Siempre le gustó ver el denso humo de un canuto saliendo de su boca y su nariz. Le encantaba cómo olía la nicotina, cómo se destensaba cada nervio de su cuerpo al exhalar.
Le encantaba dejar de sentirse a si mismo para sentir todo lo demás, lo que era capaz de inventar su mente totalmente fuera de control.
Le gustaba ella. Olía a perfume y vicio desmedido. El vicio de él por ella, de todo su mundo, de las noches en las que la cocaína les elevaba la temperatura, y dilataba sus pupilas y hacia sin embargo que se sintiesen más de lo que se veían.
Pero le gustaba su vida y sus vicios llegaban demasiado lejos. Ella, iba demasiado lejos.
Sabía a ron con cola y hachís. Pero no le gustó su sabor, se había mezclado con el que deja un último beso.
Un “Si me quieres no lo hagas, déjalo antes de que sea tarde, pequeña.” terminó de fundirse con un “No te pongas ñoño ahora, si no te gusta lo que hago, no mires” de un tono demasiado poco amable, que le invitó a desparecer de verdad de todo ese mundo, más inmoral y disoluto que el del viejo Londres de los 80. Un mundo más lleno de luz artificial, pero tan oscuro como el Londinense.

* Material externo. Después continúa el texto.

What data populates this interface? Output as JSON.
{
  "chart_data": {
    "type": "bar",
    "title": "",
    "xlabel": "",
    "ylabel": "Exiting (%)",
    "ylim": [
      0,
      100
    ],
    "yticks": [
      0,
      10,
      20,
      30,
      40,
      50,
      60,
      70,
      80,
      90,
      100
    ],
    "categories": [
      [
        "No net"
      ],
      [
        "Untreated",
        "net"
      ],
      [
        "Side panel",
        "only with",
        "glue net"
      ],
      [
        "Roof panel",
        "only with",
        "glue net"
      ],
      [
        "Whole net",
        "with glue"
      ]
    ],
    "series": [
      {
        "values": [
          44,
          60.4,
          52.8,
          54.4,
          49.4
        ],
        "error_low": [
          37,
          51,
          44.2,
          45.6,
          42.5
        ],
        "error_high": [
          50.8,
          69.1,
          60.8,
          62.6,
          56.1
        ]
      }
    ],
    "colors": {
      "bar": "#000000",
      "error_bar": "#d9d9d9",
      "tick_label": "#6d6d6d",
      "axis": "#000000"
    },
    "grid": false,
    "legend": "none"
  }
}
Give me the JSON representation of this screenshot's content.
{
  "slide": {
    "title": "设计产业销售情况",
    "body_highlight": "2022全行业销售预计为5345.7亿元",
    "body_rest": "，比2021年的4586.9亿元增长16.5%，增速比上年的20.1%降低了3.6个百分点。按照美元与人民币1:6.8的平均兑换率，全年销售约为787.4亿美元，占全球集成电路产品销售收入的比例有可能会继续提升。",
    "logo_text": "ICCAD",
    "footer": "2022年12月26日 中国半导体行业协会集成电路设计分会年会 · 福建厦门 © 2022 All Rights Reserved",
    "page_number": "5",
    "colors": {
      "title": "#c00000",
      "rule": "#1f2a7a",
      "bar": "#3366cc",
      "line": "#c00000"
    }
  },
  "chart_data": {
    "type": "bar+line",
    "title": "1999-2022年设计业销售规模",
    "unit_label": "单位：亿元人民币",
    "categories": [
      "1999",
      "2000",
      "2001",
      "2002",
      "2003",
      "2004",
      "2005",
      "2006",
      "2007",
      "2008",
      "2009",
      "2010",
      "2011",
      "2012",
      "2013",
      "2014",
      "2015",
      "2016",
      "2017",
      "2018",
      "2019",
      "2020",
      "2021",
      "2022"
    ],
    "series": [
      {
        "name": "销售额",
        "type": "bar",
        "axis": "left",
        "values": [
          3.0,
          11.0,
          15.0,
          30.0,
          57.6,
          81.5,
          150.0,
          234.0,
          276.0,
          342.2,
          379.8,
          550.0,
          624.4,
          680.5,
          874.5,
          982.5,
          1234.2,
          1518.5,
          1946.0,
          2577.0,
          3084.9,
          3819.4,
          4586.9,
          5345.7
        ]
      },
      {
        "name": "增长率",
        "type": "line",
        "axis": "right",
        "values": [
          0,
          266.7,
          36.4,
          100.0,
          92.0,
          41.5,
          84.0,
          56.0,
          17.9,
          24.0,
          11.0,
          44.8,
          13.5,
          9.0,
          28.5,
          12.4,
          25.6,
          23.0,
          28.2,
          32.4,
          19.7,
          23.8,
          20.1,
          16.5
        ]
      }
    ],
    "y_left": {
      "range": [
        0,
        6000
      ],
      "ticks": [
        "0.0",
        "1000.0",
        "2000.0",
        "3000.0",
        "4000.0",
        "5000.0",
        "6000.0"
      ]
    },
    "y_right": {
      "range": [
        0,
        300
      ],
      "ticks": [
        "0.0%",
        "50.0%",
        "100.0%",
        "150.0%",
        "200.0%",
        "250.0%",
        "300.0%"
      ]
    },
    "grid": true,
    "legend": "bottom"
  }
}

Y así salió dando un portazo, que retumbó en la cabeza de su chica. Así es como salió de aquella casa, símbolo de sus vicios y el libertinaje en el que su vida de había convertido.
Sabían que sus caminos se habían separado, a uno y otro lado de la puerta. Pero no sabían que esa sería, para los dos, la última vez que se dejaban llevar por los efectos de la droga.